OAKLAND -- There is nothing flashy about Andre Ward. Seated on a stool at the Faz Restaurant and Bar on Thursday, casually dressed in a black and grey Jordan Brand hoodie, dark jeans and red and black sneakers, Ward could have slipped into any crowd and gone largely unnoticed. His entourage is his trainer and godfather, Virgil Hunter, and his manager, James Prince, and the only bling on his body is a silver wedding band.
There's nothing flashy about Ward in the ring, either. He's workmanlike, utilizing a stiff jab, crisp combinations and an elusiveness that frustrates opponents looking to land combinations. The unified super middleweight champion, Ward (25-0) fights with Swiss watch precision.
Unfortunately, he is often just as entertaining.
And there, in a nutshell, is the knock on Ward; for all the accolades, for all the hardware -- which includes a 2004 Olympic gold medal and the Super Six tournament trophy -- the reason the 28-year old Ward isn't a pay-per-view star is because, to the average fan, his wins to date just have not been fun to watch.
Thorough? Yes. Ward breezed through the talented field in the Super Six without being seriously threatened.
Technical? Absolutely. Outside of Floyd Mayweather, you are hard pressed to name a fighter more skilled than Ward.
Entertaining? Well ... In a country that has been conditioned to respond only to boorish behavior out of the ring (Mayweather) or a kamikaze style in it (Manny Pacquiao), Ward has yet to gain traction. Before there was Mayweather and Pacquiao there was Oscar De La Hoya, before De La Hoya there was Mike Tyson, before Tyson there was Muhammad Ali. Boxing history is littered with standard bearers boasting compelling qualities in the ring or outside it, with many possessing both.
It's why when the subject of the next superstar is brought up, less accomplished fighters like Saul Alvarez and Adrien Broner are mentioned before Ward.
"People were excited to watch me fight," De La Hoya told SI.com. "There was drama, there was action; it was entertaining. You have to have all the ingredients to become a megastar. Andre Ward is a great fighter, a tremendous champion, a tremendous person. But he has to take chances. He has to engage in combinations where the people are going to cheer and scream. He has to engage more. He is just so talented, he makes his opponents look like amateurs. He needs that perfect opponent who stands right in front of him. Have we seen him against that opponent? I don't think so."
Ward has no intention of becoming more like Mayweather. A committed Christian, that's just not his style. Ward is the rare athlete who sees his career as part of a longer journey. He wants to be a broadcaster; last May he interned at Comcast SportsNet in the Bay Area and has served as an analyst for ESPN, HBO and Showtime. He doesn't want unruly antics outside of the ring to haunt him when his career is over.
"I don't want to send mixed messages," Ward said. "I'm not going to knock anyone else, but it's a shame that people expect you to behave a certain way. I never saw Sugar Ray Leonard be anything but a fierce competitor and a warrior. I never saw Sugar Ray Robinson be anything but that either."

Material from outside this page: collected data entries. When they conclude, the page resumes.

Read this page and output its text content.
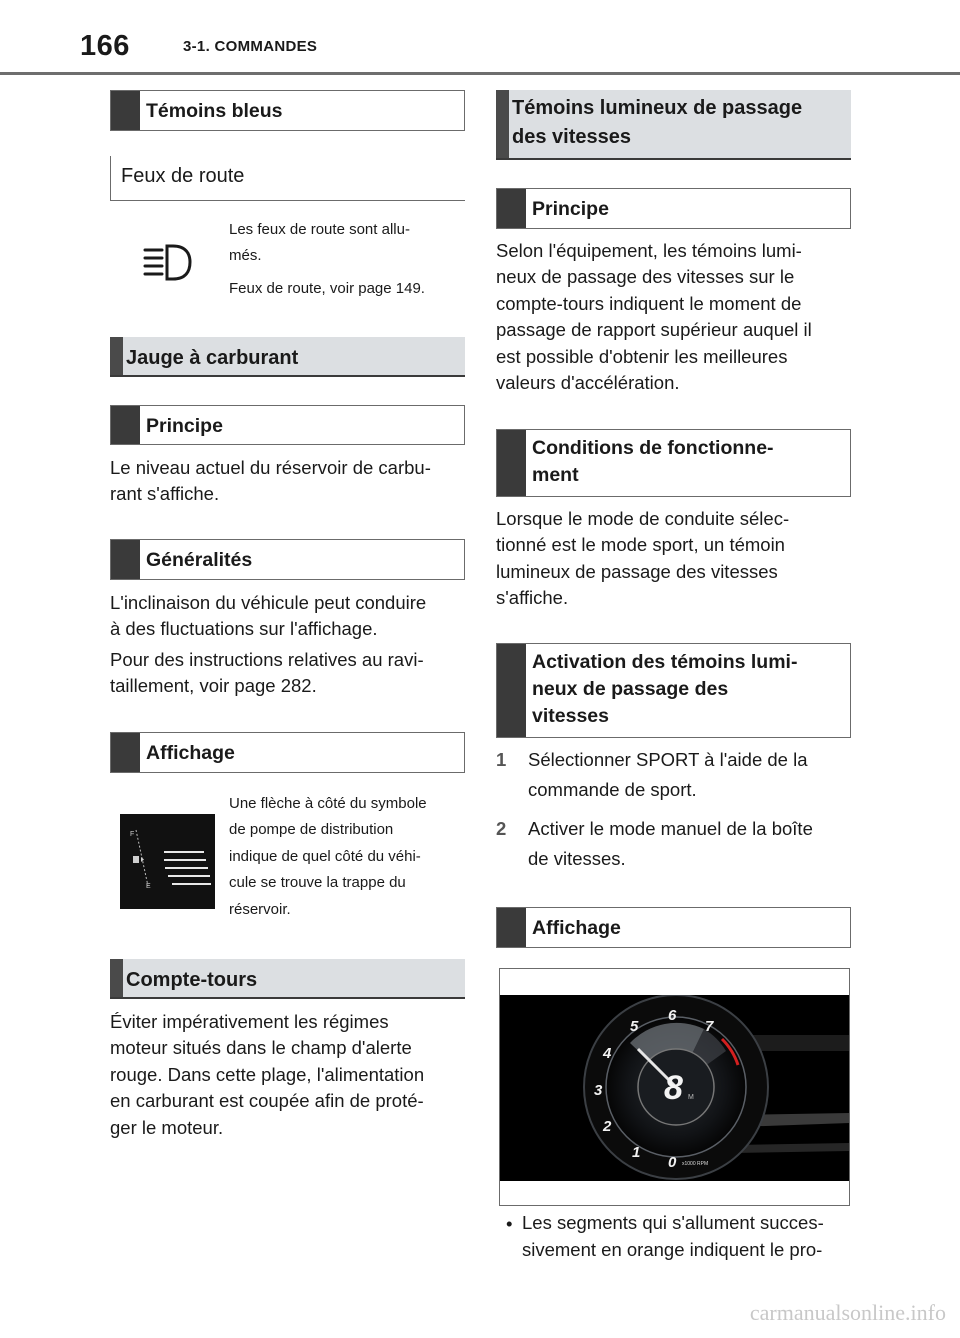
166	3-1. COMMANDES
Témoins bleus
Feux de route
Les feux de route sont allu-
més.
Feux de route, voir page 149.
Jauge à carburant
Principe
Le niveau actuel du réservoir de carbu-
rant s'affiche.
Généralités
L'inclinaison du véhicule peut conduire
à des fluctuations sur l'affichage.
Pour des instructions relatives au ravi-
taillement, voir page 282.
Affichage
F
E
Une flèche à côté du symbole
de pompe de distribution
indique de quel côté du véhi-
cule se trouve la trappe du
réservoir.
Compte-tours
Éviter impérativement les régimes
moteur situés dans le champ d'alerte
rouge. Dans cette plage, l'alimentation
en carburant est coupée afin de proté-
ger le moteur.
Témoins lumineux de passage
des vitesses
Principe
Selon l'équipement, les témoins lumi-
neux de passage des vitesses sur le
compte-tours indiquent le moment de
passage de rapport supérieur auquel il
est possible d'obtenir les meilleures
valeurs d'accélération.
Conditions de fonctionne-
ment
Lorsque le mode de conduite sélec-
tionné est le mode sport, un témoin
lumineux de passage des vitesses
s'affiche.
Activation des témoins lumi-
neux de passage des
vitesses
1 Sélectionner SPORT à l'aide de la
commande de sport.
2 Activer le mode manuel de la boîte
de vitesses.
Affichage
0
1
2
3
4
5
6
7
8 M
x1000 RPM
• Les segments qui s'allument succes-
sivement en orange indiquent le pro-
carmanualsonline.info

Said Hunter, "The public today demands that young African-Americans act a certain way to have a personality. Look at Broner. I don't know what he does, but when you grow up in the 'hood, you see Broners every single day. We call it shucking and jiving. We see it all the time, but for people that haven't seen it, it's exciting to them. Andre is not going to compromise his character to fit that mold."

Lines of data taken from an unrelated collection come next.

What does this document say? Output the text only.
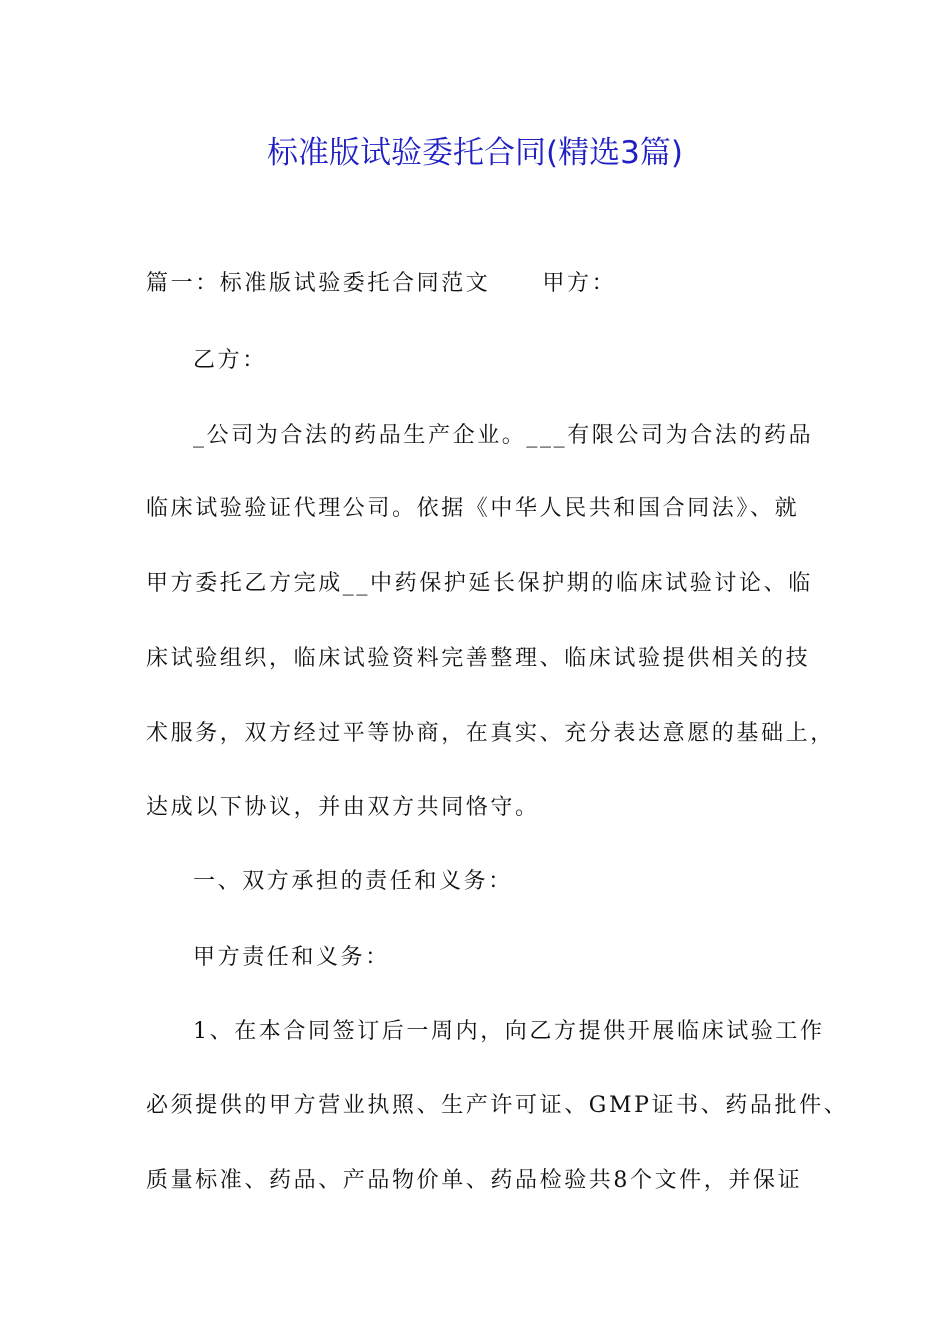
标准版试验委托合同(精选3篇)
篇一：标准版试验委托合同范文 甲方：
乙方：
_公司为合法的药品生产企业。___有限公司为合法的药品
临床试验验证代理公司。依据《中华人民共和国合同法》、就
甲方委托乙方完成__中药保护延长保护期的临床试验讨论、临
床试验组织，临床试验资料完善整理、临床试验提供相关的技
术服务，双方经过平等协商，在真实、充分表达意愿的基础上，
达成以下协议，并由双方共同恪守。
一、双方承担的责任和义务：
甲方责任和义务：
1、在本合同签订后一周内，向乙方提供开展临床试验工作
必须提供的甲方营业执照、生产许可证、GMP证书、药品批件、
质量标准、药品、产品物价单、药品检验共8个文件，并保证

Ward isn't going to start standing toe-to-toe with opponents, either. His toughness is unquestionable: Last December, Ward dismantled Carl Froch with a broken left hand. And if a war breaks out in the ring, Ward says, "I'm ready for it," but he isn't going to go looking for one, not when he can break the spirit of most of his opponents by out-maneuvering them. Boxing is an unforgiving sport and Ward, for his family, for his future, wants to avoid the type of punishment that too often leads to long-term problems.

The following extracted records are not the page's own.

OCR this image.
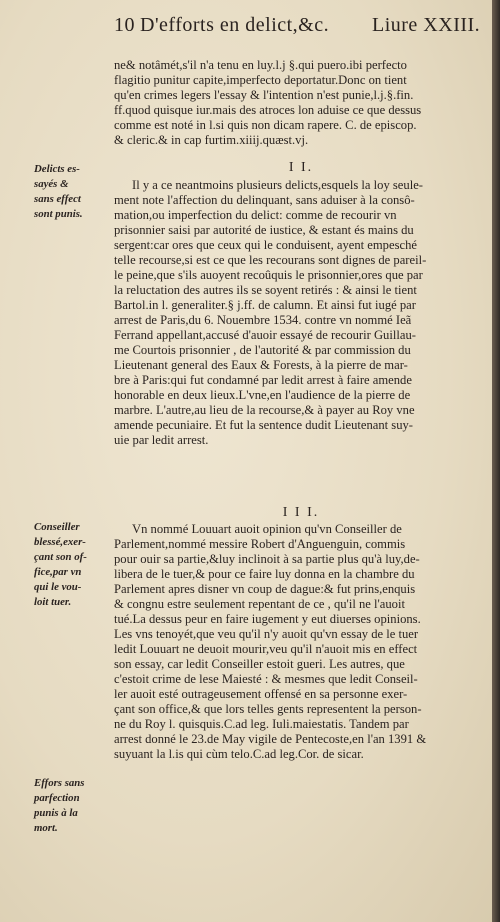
10 D'efforts en delict,&c. Liure XXIII.

ne& notâmét,s'il n'a tenu en luy.l.j §.qui puero.ibi perfecto

flagitio punitur capite,imperfecto deportatur.Donc on tient

qu'en crimes legers l'essay & l'intention n'est punie,l.j.§.fin.

ff.quod quisque iur.mais des atroces lon aduise ce que dessus

comme est noté in l.si quis non dicam rapere. C. de episcop.

& cleric.& in cap furtim.xiiij.quæst.vj.

I I.

Il y a ce neantmoins plusieurs delicts,esquels la loy seule-

ment note l'affection du delinquant, sans aduiser à la consô-

mation,ou imperfection du delict: comme de recourir vn

prisonnier saisi par autorité de iustice, & estant és mains du

sergent:car ores que ceux qui le conduisent, ayent empesché

telle recourse,si est ce que les recourans sont dignes de pareil-

le peine,que s'ils auoyent recoûquis le prisonnier,ores que par

la reluctation des autres ils se soyent retirés : & ainsi le tient

Bartol.in l. generaliter.§ j.ff. de calumn. Et ainsi fut iugé par

arrest de Paris,du 6. Nouembre 1534. contre vn nommé Ieã

Ferrand appellant,accusé d'auoir essayé de recourir Guillau-

me Courtois prisonnier , de l'autorité & par commission du

Lieutenant general des Eaux & Forests, à la pierre de mar-

bre à Paris:qui fut condamné par ledit arrest à faire amende

honorable en deux lieux.L'vne,en l'audience de la pierre de

marbre. L'autre,au lieu de la recourse,& à payer au Roy vne

amende pecuniaire. Et fut la sentence dudit Lieutenant suy-

uie par ledit arrest.

I I I.

Vn nommé Louuart auoit opinion qu'vn Conseiller de

Parlement,nommé messire Robert d'Anguenguin, commis

pour ouir sa partie,&luy inclinoit à sa partie plus qu'à luy,de-

libera de le tuer,& pour ce faire luy donna en la chambre du

Parlement apres disner vn coup de dague:& fut prins,enquis

& congnu estre seulement repentant de ce , qu'il ne l'auoit

tué.La dessus peur en faire iugement y eut diuerses opinions.

Les vns tenoyét,que veu qu'il n'y auoit qu'vn essay de le tuer

ledit Louuart ne deuoit mourir,veu qu'il n'auoit mis en effect

son essay, car ledit Conseiller estoit gueri. Les autres, que

c'estoit crime de lese Maiesté : & mesmes que ledit Conseil-

ler auoit esté outrageusement offensé en sa personne exer-

çant son office,& que lors telles gents representent la person-

ne du Roy l. quisquis.C.ad leg. Iuli.maiestatis. Tandem par

arrest donné le 23.de May vigile de Pentecoste,en l'an 1391 &

suyuant la l.is qui cùm telo.C.ad leg.Cor. de sicar.

Delicts es-
sayés &
sans effect
sont punis.
Conseiller
blessé,exer-
çant son of-
fice,par vn
qui le vou-
loit tuer.
Effors sans
parfection
punis à la
mort.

"I've seen the end result of this business," Hunter said. "I know former fighters in their 70's and 80's and let me tell you, each of them has problems as a result of boxing. I've seen a man looking into the air, forgetting where he is, forgetting where the store is. I've seen a man in diapers with no control over his functions. I have seen men who are broke and hungry. When [Ward] walks away, I want him to have all of his faculties intact."
Will those decisions keep Ward from becoming a star? No one knows. HBO is optimistic that the public will gravitate towards Ward, and has thrown its considerable promotional muscle behind him, beginning with Saturday night's fight with Chad Dawson (9:45 p.m., HBO). But privately, network executives have doubts whether Ward will ever become a 500,000 pay-per-view -- the gold standard for PPV success -- attraction.
Ward does believe that as his career continues, his fights will have more exciting finishes. Ward's team has been talking to him about jumping on opportunities when they appear, and Ward says he will look to do just that.
"That's the last piece of my game, becoming a great finisher," Ward said. "You can't teach that. It just comes. Especially against a guy like Chad. He doesn't think it can happen. He just doesn't believe it."
"My time is coming. If I get an opportunity, I'm going to take advantage of it."